The European Commission has cleared the drug's use - with or without ribavirin (RBV) - for the treatment of chronic hepatitis C virus (HCV) genotype (GT) 1 or GT4 infection in adults.
Zepatier is a once-daily, fixed-dose combination tablet containing elbasvir (50mg) and protease inhibitor grazoprevir (100mg), administered for 12 weeks.
The drug belongs to the next-generation of hepatitis therapies called direct antivirals, which block the action of proteins essential for viral replication, in Zepatier's case NS3/4A and NS5A.
Approval was based on clinical trial data showing that sustained virologic response (SVR) 12 weeks after the completion of therapy was achieved in 96 percent (301/312) of chronic HCV GT1b-infected patients given MSD's therapy.
In chronic HCV GT1a-infected patients, 93 percent (483/519) and 95 percent (55/58) achieved cure following treatment with Zepatier for 12 weeks or Zepatier plus RBV for 16 weeks, respectively.
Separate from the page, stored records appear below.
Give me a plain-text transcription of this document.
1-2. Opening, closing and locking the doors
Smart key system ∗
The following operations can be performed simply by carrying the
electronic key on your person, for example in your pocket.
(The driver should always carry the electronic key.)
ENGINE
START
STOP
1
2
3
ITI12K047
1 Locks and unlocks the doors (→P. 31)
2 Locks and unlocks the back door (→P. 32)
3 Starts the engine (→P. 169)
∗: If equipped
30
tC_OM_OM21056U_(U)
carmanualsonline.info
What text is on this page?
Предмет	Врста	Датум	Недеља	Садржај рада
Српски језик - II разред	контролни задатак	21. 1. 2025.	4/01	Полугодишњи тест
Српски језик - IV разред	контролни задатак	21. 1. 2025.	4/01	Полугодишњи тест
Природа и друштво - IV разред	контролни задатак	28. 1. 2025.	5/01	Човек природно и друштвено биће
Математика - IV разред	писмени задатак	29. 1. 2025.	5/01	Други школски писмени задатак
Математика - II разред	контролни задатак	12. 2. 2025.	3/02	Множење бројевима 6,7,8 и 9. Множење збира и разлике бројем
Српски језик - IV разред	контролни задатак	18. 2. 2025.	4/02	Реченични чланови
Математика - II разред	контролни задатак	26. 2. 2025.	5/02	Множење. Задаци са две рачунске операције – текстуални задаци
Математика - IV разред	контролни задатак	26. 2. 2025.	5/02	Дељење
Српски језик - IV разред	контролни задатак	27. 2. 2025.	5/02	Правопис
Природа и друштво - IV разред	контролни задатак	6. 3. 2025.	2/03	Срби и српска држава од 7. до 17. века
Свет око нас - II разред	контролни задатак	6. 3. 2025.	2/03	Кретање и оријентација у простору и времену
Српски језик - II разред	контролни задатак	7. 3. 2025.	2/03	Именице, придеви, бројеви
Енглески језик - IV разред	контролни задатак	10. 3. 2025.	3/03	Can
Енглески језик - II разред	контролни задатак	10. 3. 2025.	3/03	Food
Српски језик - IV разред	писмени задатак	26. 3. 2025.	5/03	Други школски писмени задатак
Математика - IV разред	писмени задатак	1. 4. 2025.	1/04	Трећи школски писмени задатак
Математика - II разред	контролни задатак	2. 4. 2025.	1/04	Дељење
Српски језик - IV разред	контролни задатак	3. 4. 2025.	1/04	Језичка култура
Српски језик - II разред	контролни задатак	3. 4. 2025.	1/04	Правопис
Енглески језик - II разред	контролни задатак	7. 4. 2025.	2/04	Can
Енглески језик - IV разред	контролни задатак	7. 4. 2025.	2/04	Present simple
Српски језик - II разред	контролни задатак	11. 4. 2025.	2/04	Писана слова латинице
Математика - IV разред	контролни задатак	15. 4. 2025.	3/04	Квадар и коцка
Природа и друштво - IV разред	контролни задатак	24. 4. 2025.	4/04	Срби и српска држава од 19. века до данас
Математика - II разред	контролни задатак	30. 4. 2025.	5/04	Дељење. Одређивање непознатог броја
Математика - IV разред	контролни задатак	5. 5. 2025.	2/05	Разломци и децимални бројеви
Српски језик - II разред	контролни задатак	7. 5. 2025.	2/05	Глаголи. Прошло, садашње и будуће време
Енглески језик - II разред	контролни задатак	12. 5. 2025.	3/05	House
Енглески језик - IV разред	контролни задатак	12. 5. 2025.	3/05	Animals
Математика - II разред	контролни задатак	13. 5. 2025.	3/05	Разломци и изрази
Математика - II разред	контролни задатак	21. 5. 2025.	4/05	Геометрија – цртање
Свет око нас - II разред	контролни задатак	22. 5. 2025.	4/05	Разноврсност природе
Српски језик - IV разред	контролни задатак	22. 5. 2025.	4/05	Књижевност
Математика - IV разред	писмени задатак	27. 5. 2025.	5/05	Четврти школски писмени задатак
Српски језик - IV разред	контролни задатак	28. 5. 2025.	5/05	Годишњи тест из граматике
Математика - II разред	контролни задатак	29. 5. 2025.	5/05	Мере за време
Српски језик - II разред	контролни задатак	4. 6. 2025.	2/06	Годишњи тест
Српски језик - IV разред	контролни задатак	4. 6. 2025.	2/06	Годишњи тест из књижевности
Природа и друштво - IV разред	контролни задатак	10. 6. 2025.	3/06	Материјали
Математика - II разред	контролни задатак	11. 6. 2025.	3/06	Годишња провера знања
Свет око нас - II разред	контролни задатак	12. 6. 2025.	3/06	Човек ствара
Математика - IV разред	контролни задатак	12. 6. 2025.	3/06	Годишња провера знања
Also, 94 percent (61/65) and 100 percent (8/8) of chronic HCV GT4-infected patients achieved cure in the treatment groups.
Chronic HCV infection, caused by a blood-borne virus, is a major public health concern affecting more than 170 million people globally, 15 million of whom are living in Europe. Of the six genotypes of chronic HCV infection, GT1 is the most common in Europe accounting for around 66 percent of cases.
"Given the complexities of chronic hepatitis C, it is critical to have a variety of effective treatment options to ensure diverse types of patients have the highest possible chance to achieve cure," said Professor Rafael Esteban, chief of the internal medicine and liver unit of the Hospital Universitario Val d'Hebron, Barcelona, Spain, and professor of medicine at the Universidad Autonoma de Barcelona.
"In clinical trials, Zepatier achieved high cure rates among a broad range of chronic hepatitis C patients with genotype 1 or 4 infection, from patients who are treatment-naïve to many of those whose chronic HCV infection has been historically difficult-to-treat, providing an important new option in the fight against this global public health epidemic."
The company said it expects to begin rolling out the product between the fourth quarter of 2016 and the first quarter of next year.